6. The White Walkers (Game of Thrones)
This list could really be entirely about Game of Thrones villains, but I decided to stop with the only ones that really matter, White Walkers. Lets be real, when it comes down to who is trying to kill/sleep with who for control of the Iron Throne, the only thing that matters is who is going to unite Westeros (and the world) against the threat that comes from above the Wall. They’re enigmatic, nearly indestructible, and have an army of undead at their command. This is the ultimate threat for one of the best shows on TV.
Did I mention…
Eat that Walking Dead.
5. Vee (Orange is the New Black)
I never thought I would have been so happy to see a grandmother get run over by a van. Seriously. In a series dominated by a cast who’s in jail for good reasons, she is easily the most vile and terrible (arguably even worse than Pornstache). She’s manipulative, cunning, and in the end turned the prison into a much darker place.

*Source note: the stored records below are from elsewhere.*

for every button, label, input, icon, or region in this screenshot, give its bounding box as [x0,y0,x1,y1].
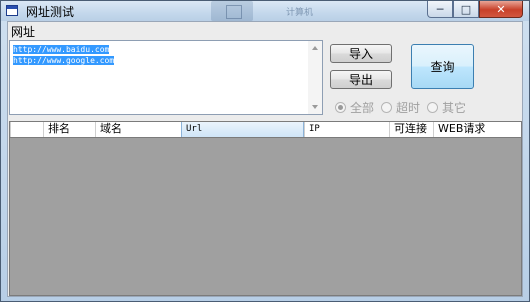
scroll-up-arrow-icon[interactable] [312,46,318,50]
title-bar[interactable]: 网址测试 计算机 ─ □ ✕ [1,1,529,21]
grid-header: 排名 域名 Url IP 可连接 WEB请求 [10,122,521,138]
column-header-rank[interactable]: 排名 [43,122,95,137]
column-header-domain[interactable]: 域名 [95,122,181,137]
radio-indicator [427,102,438,113]
column-header-ip[interactable]: IP [304,122,389,137]
maximize-button[interactable]: □ [453,1,479,18]
vertical-scrollbar[interactable] [308,41,322,114]
caption-buttons: ─ □ ✕ [427,1,523,19]
url-line: http://www.baidu.com [13,45,110,54]
url-line: http://www.google.com [13,56,115,65]
url-list-textbox[interactable]: http://www.baidu.com http://www.google.c… [9,40,323,115]
column-header-url[interactable]: Url [181,122,304,137]
radio-timeout-label: 超时 [396,101,421,115]
column-header-connectable[interactable]: 可连接 [389,122,433,137]
url-lines: http://www.baidu.com http://www.google.c… [13,44,115,66]
background-folder-icon [226,5,242,19]
radio-indicator [381,102,392,113]
column-header-web-request[interactable]: WEB请求 [433,122,521,137]
query-button[interactable]: 查询 [411,44,474,89]
background-window-text: 计算机 [286,8,314,18]
client-area: 网址 http://www.baidu.com http://www.googl… [7,21,523,297]
radio-all[interactable]: 全部 [335,99,374,116]
radio-other[interactable]: 其它 [427,99,466,116]
app-window: 网址测试 计算机 ─ □ ✕ 网址 http://www.baidu.com h… [0,0,530,302]
radio-timeout[interactable]: 超时 [381,99,420,116]
column-header-row-selector[interactable] [10,122,43,137]
radio-indicator [335,102,346,113]
window-app-icon [6,5,18,16]
results-grid[interactable]: 排名 域名 Url IP 可连接 WEB请求 [9,121,522,296]
export-button[interactable]: 导出 [330,70,392,89]
close-icon: ✕ [496,2,506,16]
minimize-icon: ─ [436,2,444,16]
radio-all-label: 全部 [350,101,375,115]
scroll-down-arrow-icon[interactable] [312,105,318,109]
url-label: 网址 [11,25,36,39]
maximize-icon: □ [460,2,472,16]
window-title: 网址测试 [26,5,75,19]
radio-other-label: 其它 [442,101,467,115]
close-button[interactable]: ✕ [479,1,523,18]
minimize-button[interactable]: ─ [427,1,453,18]
import-button[interactable]: 导入 [330,44,392,63]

4. Gus Fring (Breaking Bad)
He looked so kind and innocent the first time you met him, but the more you get to know Gus Fring, the deeper in the rabbit hole you go. Gus is a businessman, pure and simple, it’s just his business was the meth trade. In Breaking Bad he served as the apex of the predatory power of meth, the architect of a high money empire, that is, until we found out that Heisenberg was actually much scarier than even Gus.
3. Harrison Wells (The Flash)
Harrison Wells/Eobard Thawne was the heart of The Flash’s first season. The conflict he brought to Central City was the source of all the meaningful tension in the first season, and it helps that his whole goal was always to kill the Flash, but he had to make him a better hero in order to get back home, where he could fix his speed problems permanently, and then kill Barry Allen. I can’t see how The Flash can top him as a villain (and I’m so glad they brought back Tom Cavanagh to play the “real” Harrison Wells).
2. The Swede (Hell on Wheels)
I’ve said it before, the Swede is one of the greatest villains of all time, and it’s largely in how unpredictable he is. He was a normal, regular bookkeeper until he was broken in Andersonville Prison, where he had to learn a “cruel mathematics” in order to survive. Even now in Hell on Wheels I have no idea what his game is. The Swede is insane, and the hero is his trigger, and that leads him to do largely unpredictable and violent things.
1. Black Jack Randall (Outlander)
I never thought that I would have watched a villain this evil on TV. I’ve seen shows push villains and their cruelty to the envelop, but I can easily say that none have gone as far as Black Jack Randall, the villain of Outlander. What makes the him great is that he’s a villain that they can’t kill, because if they do Claire’s husband in the future, Frank, might not exist because Randall is his ancestor. In addition, he is a brutal sadistic monster unparalleled by anything I’ve ever seen. What makes his demeanor so different is that the same actor portrays Black Jack Randall and Frank. We see both him being a kind and wonderful husband, and we want to see that in Black Jack.
We want to know that he can and is a good person deep down, but by the end of the first season (and really even before that) we know that he is anything but. There is no kindness in him, and all he wants in this “bloody masterpiece” he made in Jamie Fraser’s back. I can’t say anything more, but lets just say nothing on Game of Thrones has been as brutal as what Black Jack has done.